Kelley quickly became involved in the state employees association. "I’d always believed in unions," Kelley told the UE NEWS. "My family believed in unions. You’re supposed to join the union when you get a job. I joined the union. It was kind of a joke."

In part, the problem was that public employees in the Hawkeye State didn’t have the right to bargain collectively with their employer in those days. Kelley made it his job to transform the association into a union. He became actively involved in, as he puts it, "dragging people to chapter meetings," and pushing the association to fight for a public-sector collective bargaining law. Although dismayed by the 30-year-old activist’s long hair and beard, old-timers tapped Kelley as chapter president. Within a year, Kelley in 1974 became president of the state-wide organization. He quickly began recruiting young people, driving out the anti-union forces — and joining the teachers in lobbying for a collective bargaining law.

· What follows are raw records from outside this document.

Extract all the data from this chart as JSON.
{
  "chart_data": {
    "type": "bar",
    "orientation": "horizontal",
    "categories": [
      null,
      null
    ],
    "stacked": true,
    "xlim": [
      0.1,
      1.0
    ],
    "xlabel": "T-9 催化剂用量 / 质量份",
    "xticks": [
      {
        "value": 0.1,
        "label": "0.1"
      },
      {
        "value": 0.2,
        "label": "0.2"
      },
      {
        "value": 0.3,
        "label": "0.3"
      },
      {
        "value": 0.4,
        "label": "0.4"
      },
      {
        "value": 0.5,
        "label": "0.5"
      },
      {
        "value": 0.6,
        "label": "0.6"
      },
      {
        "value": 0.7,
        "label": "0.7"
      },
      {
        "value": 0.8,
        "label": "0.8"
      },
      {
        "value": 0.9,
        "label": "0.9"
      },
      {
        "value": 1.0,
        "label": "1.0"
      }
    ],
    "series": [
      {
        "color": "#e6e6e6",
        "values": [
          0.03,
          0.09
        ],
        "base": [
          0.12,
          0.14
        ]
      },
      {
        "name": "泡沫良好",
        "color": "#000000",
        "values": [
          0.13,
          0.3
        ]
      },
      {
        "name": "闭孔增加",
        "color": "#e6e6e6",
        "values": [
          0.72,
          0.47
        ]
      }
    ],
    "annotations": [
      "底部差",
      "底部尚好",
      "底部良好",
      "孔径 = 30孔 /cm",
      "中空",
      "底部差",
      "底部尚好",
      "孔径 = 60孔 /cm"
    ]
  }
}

The lobbying paid off. Iowa state employees gained collective bargaining rights, as well as the attention of the nation’s largest public-sector union. Kelley and his allies endorsed the affiliation of the state employees association with the American Federation of State, County and Municipal Employees (AFSCME) to gain more effective union representation. Kelley briefly went on the AFSCME staff as the union launched a major organizing effort throughout the Hawkeye State in 1976. "We brought close to 20,000 workers into the union," Kelley recalls. "It was incredible. And most of them paying dues." (Iowa was then, as now, a so-called "right-to-work" state.)


Kelley became the first president of AFSCME Council 61. But the relationship with the big AFL-CIO union was short-lived and stormy. Early in the process, AFSCME Pres. Jerry Wurf told Kelley: "We don’t like large unions that function like yours do."

Kelley and his co-workers were outraged as grievances backlogged in the hundreds and AFSCME made deals for larger units that sacrificed the interests of social service workers. Factionalism and corruption plagued AFSCME’s Iowa organization within just a few years, leading to plummeting membership rolls. Kelley played a key role in developing a plan to leave AFSCME and set up an independent union, the Iowa United Professionals (IUP). Without money, only idealism and determination, Kelley and colleagues achieved the near-impossible.

The new union, modeled on UE, quickly became a visible and progressive force in the workplace and in the community. In and out of a variety of offices, Kelley was involved in virtually every aspect of the life of the union, from negotiating contracts with the State to torching a banner on the statehouse steps during a demonstration.

While IUP enjoyed steady growth throughout the 1980s and into the 1990s, Kelley and others believed that the organization’s survival would be guaranteed by affiliation with a national union. He was outspoken in his belief that IUP should affiliate with UE, and worked hard to achieve the 1993 affiliation vote. Kelley then put his considerable energies into building UE in Iowa.

Kelley was diagnosed with cancer early in 1999 and told he might have as little as a half a year left. Nevertheless, in August of that year Kelley traveled by bus to the UE Convention in Burlington, Vt., where he reported on the successful affiliation of the Keokuk school workers union to Local 893 — which Kelley had helped make possible.


He continued to work full-time as a child abuse investigator while carrying out his responsibilities as president of the statewide, amalgamated union in spite of the destructive, exhaustive illness. In his final weeks he met with other Local 893 leaders to prepare for 2001 bargaining with the State (as pictured in the November edition of the UE NEWS online).

Kelley is survived by his wife Sylvia and children Deirdre, Kathleen, Colleen, Brendan and Molly.